Mata Ortiz Pottery Exhibit Opens at the Mexican Cultural Institute with Support from PCAHMata Ortiz Pottery Exhibit Opens at the Mexican Cultural Institute with Support from PCAH

Mata Ortiz potters are extraordinary artisans whose work reflects cultural influences drawn from a 1,000 years of traditions found in the Southwestern U.S. and Sonoran Mexico. The President's Committee is helping to support an exhibition of 43 works by several families and individuals who are master craftsmen of the Mata Ortiz style at the Mexican Cultural Institute in Washington, D.C , August 15 to October 17.

A small pueblo in Chihuahua, Mexico, Mata Ortiz is home to Juan Quesada, a self-taught potter who revived a centuries-old coiling method for his vessels, which incorporate contemporary interpretations of ancestral symbols and designs. His work eventually became prized by collectors and museums, and as interest in this work grew he taught many of his immediate and extended family members in Mata Ortiz the craft of making pots. Today, Mata Ortiz potters have each developed their own style and approach to their work, making their community a thriving marketplace and destination for collectors. Although a unique style of pottery, Quesada and the other Mata Ortiz artisans are part of a shared tradition of pottery connecting Native cultures and peoples across the southwestern U.S. and northern Mexico.
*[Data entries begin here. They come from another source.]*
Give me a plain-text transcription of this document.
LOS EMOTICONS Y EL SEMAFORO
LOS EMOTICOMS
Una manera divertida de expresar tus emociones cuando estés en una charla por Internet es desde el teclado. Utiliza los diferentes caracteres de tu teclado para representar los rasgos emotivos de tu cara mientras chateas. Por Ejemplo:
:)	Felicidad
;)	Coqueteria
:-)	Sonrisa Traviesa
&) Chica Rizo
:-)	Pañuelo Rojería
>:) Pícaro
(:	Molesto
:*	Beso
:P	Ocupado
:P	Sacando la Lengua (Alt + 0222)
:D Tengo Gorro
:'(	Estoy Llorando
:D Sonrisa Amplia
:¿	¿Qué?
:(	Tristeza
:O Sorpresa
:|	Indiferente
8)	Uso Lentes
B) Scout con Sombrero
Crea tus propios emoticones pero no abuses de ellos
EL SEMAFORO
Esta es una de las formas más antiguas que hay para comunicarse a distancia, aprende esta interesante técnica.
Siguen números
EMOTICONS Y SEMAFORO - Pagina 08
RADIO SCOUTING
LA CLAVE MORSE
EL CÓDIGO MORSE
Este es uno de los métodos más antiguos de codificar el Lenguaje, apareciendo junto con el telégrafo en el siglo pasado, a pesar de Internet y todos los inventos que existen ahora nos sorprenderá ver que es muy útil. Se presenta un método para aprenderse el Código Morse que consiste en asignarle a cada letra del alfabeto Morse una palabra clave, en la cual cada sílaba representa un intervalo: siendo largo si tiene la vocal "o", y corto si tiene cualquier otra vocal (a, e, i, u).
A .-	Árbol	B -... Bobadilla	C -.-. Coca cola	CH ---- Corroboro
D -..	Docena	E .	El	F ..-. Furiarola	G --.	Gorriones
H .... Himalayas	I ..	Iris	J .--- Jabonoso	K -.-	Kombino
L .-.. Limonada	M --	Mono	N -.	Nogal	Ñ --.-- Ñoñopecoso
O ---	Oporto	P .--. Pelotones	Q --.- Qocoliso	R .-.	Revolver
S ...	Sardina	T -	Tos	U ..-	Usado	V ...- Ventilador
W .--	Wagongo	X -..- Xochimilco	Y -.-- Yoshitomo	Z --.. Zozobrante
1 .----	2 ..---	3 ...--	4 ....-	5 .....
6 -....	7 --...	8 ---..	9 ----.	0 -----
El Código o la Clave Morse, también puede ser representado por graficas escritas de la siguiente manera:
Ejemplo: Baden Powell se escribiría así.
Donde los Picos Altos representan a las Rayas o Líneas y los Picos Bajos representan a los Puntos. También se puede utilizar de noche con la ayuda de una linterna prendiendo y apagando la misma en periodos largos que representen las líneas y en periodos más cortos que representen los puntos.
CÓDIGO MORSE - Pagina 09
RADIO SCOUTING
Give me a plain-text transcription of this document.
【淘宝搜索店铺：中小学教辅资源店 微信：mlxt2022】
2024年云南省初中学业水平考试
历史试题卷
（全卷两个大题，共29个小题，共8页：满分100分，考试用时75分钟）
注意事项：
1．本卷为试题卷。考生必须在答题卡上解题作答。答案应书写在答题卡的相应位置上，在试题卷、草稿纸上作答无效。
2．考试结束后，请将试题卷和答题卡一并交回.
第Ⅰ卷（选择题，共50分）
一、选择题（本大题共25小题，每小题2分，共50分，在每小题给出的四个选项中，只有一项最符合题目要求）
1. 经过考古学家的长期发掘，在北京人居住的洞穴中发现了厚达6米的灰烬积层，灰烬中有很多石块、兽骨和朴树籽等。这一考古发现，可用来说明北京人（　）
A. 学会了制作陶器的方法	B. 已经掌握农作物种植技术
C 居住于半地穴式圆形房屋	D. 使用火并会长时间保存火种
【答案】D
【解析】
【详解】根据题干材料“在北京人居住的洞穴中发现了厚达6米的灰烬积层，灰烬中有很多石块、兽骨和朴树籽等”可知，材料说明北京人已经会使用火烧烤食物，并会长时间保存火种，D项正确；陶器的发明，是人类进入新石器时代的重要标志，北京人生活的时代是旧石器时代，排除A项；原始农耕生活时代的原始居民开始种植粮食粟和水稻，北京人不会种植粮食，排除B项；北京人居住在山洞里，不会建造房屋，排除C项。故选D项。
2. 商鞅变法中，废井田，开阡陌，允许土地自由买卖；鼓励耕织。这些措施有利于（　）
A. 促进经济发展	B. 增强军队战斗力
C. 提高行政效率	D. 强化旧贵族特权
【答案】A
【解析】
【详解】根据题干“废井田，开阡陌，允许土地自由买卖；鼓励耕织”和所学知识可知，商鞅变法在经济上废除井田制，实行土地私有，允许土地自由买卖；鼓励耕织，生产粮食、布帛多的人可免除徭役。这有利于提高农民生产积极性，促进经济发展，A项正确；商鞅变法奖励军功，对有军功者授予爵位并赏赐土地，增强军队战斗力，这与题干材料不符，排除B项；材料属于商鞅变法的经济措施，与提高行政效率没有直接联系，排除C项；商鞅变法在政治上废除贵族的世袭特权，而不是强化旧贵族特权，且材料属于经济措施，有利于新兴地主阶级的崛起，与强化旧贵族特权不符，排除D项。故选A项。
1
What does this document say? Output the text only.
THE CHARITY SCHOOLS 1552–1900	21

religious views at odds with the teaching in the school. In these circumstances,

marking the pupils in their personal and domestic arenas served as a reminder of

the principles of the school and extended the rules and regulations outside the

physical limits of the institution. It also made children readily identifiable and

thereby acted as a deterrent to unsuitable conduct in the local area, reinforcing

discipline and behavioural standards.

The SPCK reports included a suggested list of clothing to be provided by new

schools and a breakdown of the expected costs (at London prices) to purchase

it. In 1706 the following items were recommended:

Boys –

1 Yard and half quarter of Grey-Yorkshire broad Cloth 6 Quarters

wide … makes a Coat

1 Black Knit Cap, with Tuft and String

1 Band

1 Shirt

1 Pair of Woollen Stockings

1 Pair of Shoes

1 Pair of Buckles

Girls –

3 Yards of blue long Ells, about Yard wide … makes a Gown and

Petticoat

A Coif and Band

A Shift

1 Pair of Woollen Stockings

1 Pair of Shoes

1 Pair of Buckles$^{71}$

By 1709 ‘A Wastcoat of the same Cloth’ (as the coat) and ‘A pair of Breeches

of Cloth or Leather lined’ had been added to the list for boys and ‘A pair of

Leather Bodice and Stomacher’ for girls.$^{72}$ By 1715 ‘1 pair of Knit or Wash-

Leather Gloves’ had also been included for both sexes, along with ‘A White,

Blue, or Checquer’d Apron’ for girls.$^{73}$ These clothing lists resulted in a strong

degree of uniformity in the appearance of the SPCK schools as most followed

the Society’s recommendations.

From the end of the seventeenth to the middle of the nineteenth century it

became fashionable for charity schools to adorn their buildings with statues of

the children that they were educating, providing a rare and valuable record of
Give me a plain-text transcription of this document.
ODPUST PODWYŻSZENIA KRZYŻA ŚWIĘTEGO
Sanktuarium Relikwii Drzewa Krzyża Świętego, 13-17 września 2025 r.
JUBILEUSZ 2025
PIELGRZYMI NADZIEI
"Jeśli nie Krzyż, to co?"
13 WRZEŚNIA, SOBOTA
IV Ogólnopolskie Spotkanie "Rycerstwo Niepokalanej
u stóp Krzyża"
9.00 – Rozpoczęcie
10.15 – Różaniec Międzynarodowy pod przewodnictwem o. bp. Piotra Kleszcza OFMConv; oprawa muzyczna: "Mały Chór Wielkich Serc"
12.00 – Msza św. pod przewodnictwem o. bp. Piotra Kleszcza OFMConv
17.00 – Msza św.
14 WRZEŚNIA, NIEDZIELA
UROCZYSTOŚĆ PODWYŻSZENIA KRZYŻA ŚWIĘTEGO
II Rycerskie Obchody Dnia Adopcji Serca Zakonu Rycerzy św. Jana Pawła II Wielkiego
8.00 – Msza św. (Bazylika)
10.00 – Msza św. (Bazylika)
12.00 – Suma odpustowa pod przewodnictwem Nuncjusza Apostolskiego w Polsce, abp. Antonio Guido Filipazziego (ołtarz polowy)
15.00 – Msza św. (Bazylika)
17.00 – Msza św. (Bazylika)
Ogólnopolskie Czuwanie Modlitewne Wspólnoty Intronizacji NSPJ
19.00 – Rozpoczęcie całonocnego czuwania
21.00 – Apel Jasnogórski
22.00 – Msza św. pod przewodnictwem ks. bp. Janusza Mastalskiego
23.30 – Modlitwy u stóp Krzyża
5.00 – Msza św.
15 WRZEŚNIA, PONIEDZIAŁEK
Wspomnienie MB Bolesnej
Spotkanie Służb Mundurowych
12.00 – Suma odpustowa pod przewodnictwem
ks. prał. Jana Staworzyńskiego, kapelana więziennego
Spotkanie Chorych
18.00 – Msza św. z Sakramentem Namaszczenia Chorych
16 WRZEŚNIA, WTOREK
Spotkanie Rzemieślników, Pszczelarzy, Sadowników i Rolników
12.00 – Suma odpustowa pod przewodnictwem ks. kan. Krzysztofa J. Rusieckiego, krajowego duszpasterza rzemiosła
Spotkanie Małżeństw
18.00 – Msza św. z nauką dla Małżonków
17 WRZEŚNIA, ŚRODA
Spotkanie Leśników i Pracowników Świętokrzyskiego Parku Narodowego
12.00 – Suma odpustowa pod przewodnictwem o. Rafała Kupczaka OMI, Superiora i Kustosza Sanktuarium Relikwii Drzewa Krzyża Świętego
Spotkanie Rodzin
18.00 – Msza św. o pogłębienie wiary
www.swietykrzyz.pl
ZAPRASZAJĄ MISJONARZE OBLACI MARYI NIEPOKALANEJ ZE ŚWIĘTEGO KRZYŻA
The Mata Ortiz exhibit is one of many Mexican exhibits and performances that the President's Committee has helped bring to the United States. The exhibit reflects the cultural connections between the U.S. and Mexico, which has been a focus of the PCAH over the last several years. In 2003 and 2007, the PCAH convened representative from the U.S. cultural agencies—the National Endowment for the Arts, the National Endowment for the Humanities, and the Institute of Museum and Library Services—and their counterparts in Mexico, resulting in two landmark cultural accords. The Mata Ortiz exhibit and the partnership between the PCAH and the U.S. Embassy in Mexico to co-sponsor American performing artists and exhibits in Mexico are two examples of the many such cultural exchanges or projects that have grown out these accords.